А что же мы — все остальные? Мне доподлинно известно, что любая каменная плита поставлена на кладбище как символ чьей-то прожитой жизни. В каждой из этих могил покоятся и тихо догнивают бренные останки таких же людей, как я, которые некогда тосковали, лили слезы, смеялись и любили. Никто из них не поверил бы, что все, чего они так стремились достичь или избежать — бесконечно дорогой человек, сокровенная мечта, тайна всей жизни, единственный источник ревностного служения, — все это будет забыто, как вчерашний дождик.
Надписи на памятниках неизбежно стираются по мере того, как дожди, ветер и столетия подтачивают камень. Тихо скользнуть в небытие, прожив жизнь как можно более наполненную, найдя наилучшее применение талантам, которые были тебе отмерены, — на что еще можно надеяться скромному музыканту?
Музыку нельзя ни поймать, ни удержать. Она — мимолетное и недолговечное чудо. Голос Марьетты, столь восхитительный в арии кантабиле, навсегда утратится вместе с ее смертью и с уходом всех нас, кто когда-либо слышал ее. Как бы я ни изощрялась в своем мастерстве, все это без пользы: моя игра будет забыта, как только не станет последнего, кто ей внимал…
Пока мы с Сильвио шагали по еврейскому кладбищу Сан Николо ди Лидо, мне в башмаки набилось полно песка. Значит, я унесу с собой в монастырь частицу этого скорбного места. Иногда стоит лишний раз взбодрить себя осознанием, что все мы в этом мире — лишь песчинки, которые так легко смести.
Мы задержались у одиноко стоящего надгробия, и Сильвио приблизил факел, чтобы можно было разобрать надпись. Опустившись на колени, я прочла краткую эпитафию: «Ebrei, 1631. В этой братской могиле погребены сотни евреев, умерших в эпидемию чумы».
Мы шли, и наши тени скользили по могилам, подчеркивая надписи и рисунки на памятниках: портьера, удерживаемая на весу застывшими ручонками путти; 93 шлем с плюмажем; двуглавый орел; олень в корзине, словно Моисей в тростниках; луна, звезды и петух, держащий в когтистой лапе пальмовую ветвь; сложенные в молитве руки над короной.
Сильвио пояснил, что все это эмблемы еврейских семейств, происходящих из чужеродных друг другу племен и традиций.
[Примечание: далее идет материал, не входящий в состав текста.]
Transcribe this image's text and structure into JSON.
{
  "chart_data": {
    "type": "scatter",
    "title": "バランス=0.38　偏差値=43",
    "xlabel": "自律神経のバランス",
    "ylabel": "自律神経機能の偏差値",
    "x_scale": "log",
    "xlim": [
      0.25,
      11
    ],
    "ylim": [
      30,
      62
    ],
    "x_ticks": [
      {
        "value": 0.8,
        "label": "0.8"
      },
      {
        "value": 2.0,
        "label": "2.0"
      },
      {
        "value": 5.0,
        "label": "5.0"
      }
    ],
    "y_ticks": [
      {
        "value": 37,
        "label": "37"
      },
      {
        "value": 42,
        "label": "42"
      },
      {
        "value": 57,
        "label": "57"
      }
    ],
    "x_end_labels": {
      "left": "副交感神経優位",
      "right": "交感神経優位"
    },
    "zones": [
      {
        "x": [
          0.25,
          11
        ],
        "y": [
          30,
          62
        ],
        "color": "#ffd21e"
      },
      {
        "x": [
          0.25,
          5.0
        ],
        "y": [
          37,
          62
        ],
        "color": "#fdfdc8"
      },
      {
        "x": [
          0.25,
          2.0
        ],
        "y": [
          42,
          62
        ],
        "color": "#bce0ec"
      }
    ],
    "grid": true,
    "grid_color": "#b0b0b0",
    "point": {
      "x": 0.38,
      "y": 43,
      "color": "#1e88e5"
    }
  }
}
Даже в тесноте гетто они селятся и держатся как можно дальше друг от друга.
93
Путти (ит., букв. «младенцы») — изображение мальчиков (иногда крылатых), декоративный мотив эпохи Возрождения в XVII–XVIII вв.
До той ночи на кладбище я считала, что Пьета — единственное в Венеции место, где люди, чьи пути никогда бы не пересеклись во внешнем мире, спят рядышком в одном месте. Но я ошибалась.
Мы остановились у очередного камня — с изображением лестницы и скорпиона.
— Здесь погребена наставница моей бабушки. Она была поэтессой и философом, и ее слава распространялась далеко за пределы гетто, гремела по всей Европе. — Сильвио так близко держал факел к надгробию, что едва не опалил эпитафию Саре Копио Суллам. — Говорят, покойники прокапывают отсюда ход под морем до самой Священной земли, чтобы оказаться там в Судный день.